Prima c’era stato l’umile ma prezioso apprendistato adolescenziale a Roma, nella maison delle mitiche sorelle Fontana («raccoglievo le pezze»). La sua innata creatività, la sua mano per il disegno («Avevo iniziato a disegnare in maniera ossessiva, dovevo esprimere quello che sentivo dentro») e la sua capacità di proporsi con la sfrontatezza di chi è sicuro del proprio talento, gli aprirono presto molte porte nel mondo dell’alta moda. Arrivarono i primi cospicui guadagni e le lunghe permanenze a Roma, Milano, Londra, Parigi, New York, Miami, Los Angeles.
«Avevo messo a punto una tecnica infallibile per “diventare lo stile” che la Maison o il brand desiderava. Iniziavo studiando la vita del creatore, ne assimilavo i pensieri, poi passavo a esaminare lo storico delle vendite, per capire come orientare la collezione. Rispettavo i codici di riconoscibilità, ma inserivo piccole parti di me, un po’ d’anima vagabonda. Solo sussurrando, rendendo il tutto impercettibile a un primo sguardo.»

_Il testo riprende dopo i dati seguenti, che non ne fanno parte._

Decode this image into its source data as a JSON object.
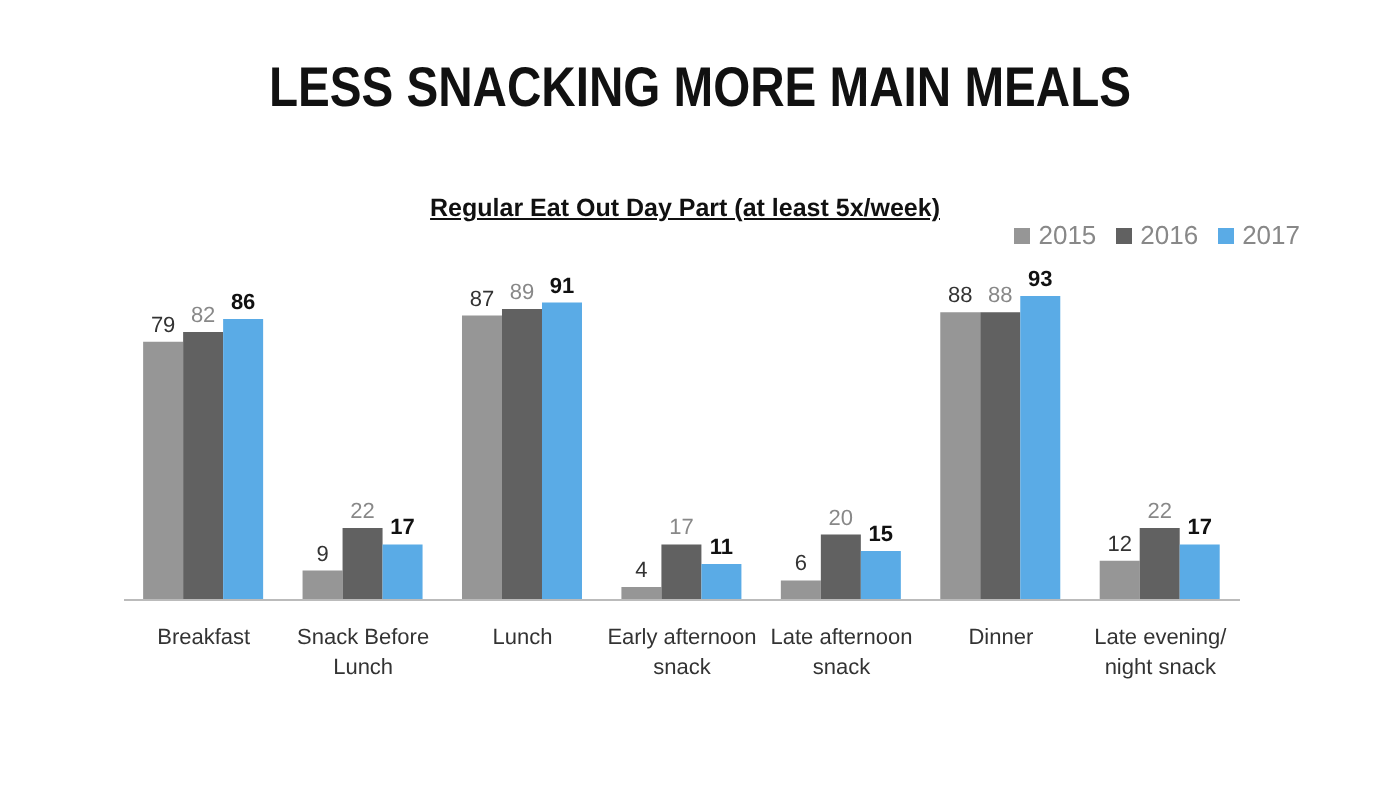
{
  "chart_data": {
    "type": "bar",
    "title": "LESS SNACKING MORE MAIN MEALS",
    "subtitle": "Regular Eat Out Day Part (at least 5x/week)",
    "categories": [
      "Breakfast",
      "Snack Before Lunch",
      "Lunch",
      "Early afternoon snack",
      "Late afternoon snack",
      "Dinner",
      "Late evening/ night snack"
    ],
    "series": [
      {
        "name": "2015",
        "color": "#969696",
        "values": [
          79,
          9,
          87,
          4,
          6,
          88,
          12
        ]
      },
      {
        "name": "2016",
        "color": "#616161",
        "values": [
          82,
          22,
          89,
          17,
          20,
          88,
          22
        ]
      },
      {
        "name": "2017",
        "color": "#5aabe6",
        "values": [
          86,
          17,
          91,
          11,
          15,
          93,
          17
        ]
      }
    ],
    "data_labels": true,
    "legend": "top right",
    "grid": false
  }
}
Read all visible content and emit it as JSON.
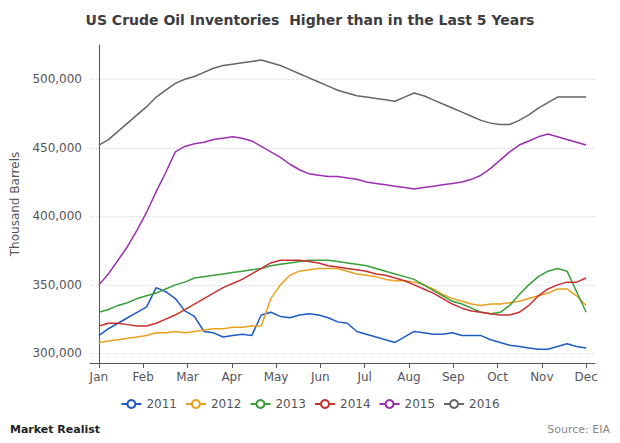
{
  "chart_data": {
    "type": "line",
    "title": "US Crude Oil Inventories  Higher than in the Last 5 Years",
    "ylabel": "Thousand Barrels",
    "x": [
      0,
      0.2157,
      0.4314,
      0.6471,
      0.8627,
      1.0784,
      1.2941,
      1.5098,
      1.7255,
      1.9412,
      2.1569,
      2.3725,
      2.5882,
      2.8039,
      3.0196,
      3.2353,
      3.451,
      3.6667,
      3.8824,
      4.098,
      4.3137,
      4.5294,
      4.7451,
      4.9608,
      5.1765,
      5.3922,
      5.6078,
      5.8235,
      6.0392,
      6.2549,
      6.4706,
      6.6863,
      6.902,
      7.1176,
      7.3333,
      7.549,
      7.7647,
      7.9804,
      8.1961,
      8.4118,
      8.6275,
      8.8431,
      9.0588,
      9.2745,
      9.4902,
      9.7059,
      9.9216,
      10.1373,
      10.3529,
      10.5686,
      10.7843,
      11
    ],
    "xlim": [
      -0.2,
      11.2
    ],
    "xticks": [
      {
        "value": 0,
        "label": "Jan"
      },
      {
        "value": 1,
        "label": "Feb"
      },
      {
        "value": 2,
        "label": "Mar"
      },
      {
        "value": 3,
        "label": "Apr"
      },
      {
        "value": 4,
        "label": "May"
      },
      {
        "value": 5,
        "label": "Jun"
      },
      {
        "value": 6,
        "label": "Jul"
      },
      {
        "value": 7,
        "label": "Aug"
      },
      {
        "value": 8,
        "label": "Sep"
      },
      {
        "value": 9,
        "label": "Oct"
      },
      {
        "value": 10,
        "label": "Nov"
      },
      {
        "value": 11,
        "label": "Dec"
      }
    ],
    "ylim": [
      293000,
      525000
    ],
    "yticks": [
      {
        "value": 300000,
        "label": "300,000"
      },
      {
        "value": 350000,
        "label": "350,000"
      },
      {
        "value": 400000,
        "label": "400,000"
      },
      {
        "value": 450000,
        "label": "450,000"
      },
      {
        "value": 500000,
        "label": "500,000"
      }
    ],
    "grid": true,
    "legend": "bottom",
    "annotations": [
      {
        "text": "Market Realist"
      },
      {
        "text": "Source: EIA"
      }
    ],
    "series": [
      {
        "name": "2011",
        "color": "#1f5bc4",
        "values": [
          313000,
          318000,
          322000,
          326000,
          330000,
          334000,
          348000,
          345000,
          340000,
          331000,
          327000,
          316000,
          315000,
          312000,
          313000,
          314000,
          313000,
          328000,
          330000,
          327000,
          326000,
          328000,
          329000,
          328000,
          326000,
          323000,
          322000,
          316000,
          314000,
          312000,
          310000,
          308000,
          312000,
          316000,
          315000,
          314000,
          314000,
          315000,
          313000,
          313000,
          313000,
          310000,
          308000,
          306000,
          305000,
          304000,
          303000,
          303000,
          305000,
          307000,
          305000,
          304000
        ]
      },
      {
        "name": "2012",
        "color": "#e8a020",
        "values": [
          308000,
          309000,
          310000,
          311000,
          312000,
          313000,
          315000,
          315000,
          316000,
          315000,
          316000,
          317000,
          318000,
          318000,
          319000,
          319000,
          320000,
          320000,
          340000,
          350000,
          357000,
          360000,
          361000,
          362000,
          362000,
          362000,
          360000,
          358000,
          357000,
          356000,
          354000,
          353000,
          353000,
          352000,
          350000,
          347000,
          343000,
          340000,
          338000,
          336000,
          335000,
          336000,
          336000,
          337000,
          338000,
          340000,
          342000,
          344000,
          347000,
          347000,
          342000,
          335000
        ]
      },
      {
        "name": "2013",
        "color": "#3a9e3a",
        "values": [
          330000,
          332000,
          335000,
          337000,
          340000,
          342000,
          344000,
          347000,
          350000,
          352000,
          355000,
          356000,
          357000,
          358000,
          359000,
          360000,
          361000,
          362000,
          364000,
          365000,
          366000,
          367000,
          368000,
          368000,
          368000,
          367000,
          366000,
          365000,
          364000,
          362000,
          360000,
          358000,
          356000,
          354000,
          350000,
          346000,
          342000,
          338000,
          336000,
          333000,
          330000,
          329000,
          330000,
          335000,
          343000,
          350000,
          356000,
          360000,
          362000,
          360000,
          345000,
          330000
        ]
      },
      {
        "name": "2014",
        "color": "#c83030",
        "values": [
          320000,
          322000,
          322000,
          321000,
          320000,
          320000,
          322000,
          325000,
          328000,
          332000,
          336000,
          340000,
          344000,
          348000,
          351000,
          354000,
          358000,
          362000,
          366000,
          368000,
          368000,
          368000,
          367000,
          366000,
          364000,
          363000,
          362000,
          361000,
          360000,
          358000,
          357000,
          355000,
          353000,
          350000,
          347000,
          344000,
          340000,
          336000,
          333000,
          331000,
          330000,
          329000,
          328000,
          328000,
          330000,
          335000,
          342000,
          347000,
          350000,
          352000,
          352000,
          355000
        ]
      },
      {
        "name": "2015",
        "color": "#9b30b0",
        "values": [
          350000,
          358000,
          368000,
          378000,
          390000,
          403000,
          418000,
          432000,
          447000,
          451000,
          453000,
          454000,
          456000,
          457000,
          458000,
          457000,
          455000,
          451000,
          447000,
          443000,
          438000,
          434000,
          431000,
          430000,
          429000,
          429000,
          428000,
          427000,
          425000,
          424000,
          423000,
          422000,
          421000,
          420000,
          421000,
          422000,
          423000,
          424000,
          425000,
          427000,
          430000,
          435000,
          441000,
          447000,
          452000,
          455000,
          458000,
          460000,
          458000,
          456000,
          454000,
          452000
        ]
      },
      {
        "name": "2016",
        "color": "#666666",
        "values": [
          452000,
          456000,
          462000,
          468000,
          474000,
          480000,
          487000,
          492000,
          497000,
          500000,
          502000,
          505000,
          508000,
          510000,
          511000,
          512000,
          513000,
          514000,
          512000,
          510000,
          507000,
          504000,
          501000,
          498000,
          495000,
          492000,
          490000,
          488000,
          487000,
          486000,
          485000,
          484000,
          487000,
          490000,
          488000,
          485000,
          482000,
          479000,
          476000,
          473000,
          470000,
          468000,
          467000,
          467000,
          470000,
          474000,
          479000,
          483000,
          487000,
          487000,
          487000,
          487000
        ]
      }
    ]
  }
}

Alle permanenze nelle grandi capitali della moda, Filippo alterna, appena può, fughe improvvise e un po’ folli in località piccole e, allora, ancora appartate (Ibiza, Mykonos, Antibes, Gammarth) ma non meno glamour, per ragioni ben diverse, delle metropoli frequentate per ragioni innanzitutto professionali.
Intanto, continua a proporre la sua creatività alle più prestigiose e all’apparenza inarrivabili case di alta moda («Magari potrei aiutarvi a diventare ancora più grandi» scrive sfrontatamente ad una di queste).
E così, il giovane stilista abruzzese entra nelle grazie di un Gran Capo di una delle maison parigine più famose. Per venti giorni costui lo manda ogni mattina, in treno, alla reggia di Versailles. «Il mio compito era solo osservare, guardarmi attorno». Infine il Gran Capo gli annuncia: «Versailles sarà il tuo prossimo tema di collezione. Fammi una vita di corte in chiave contemporanea.»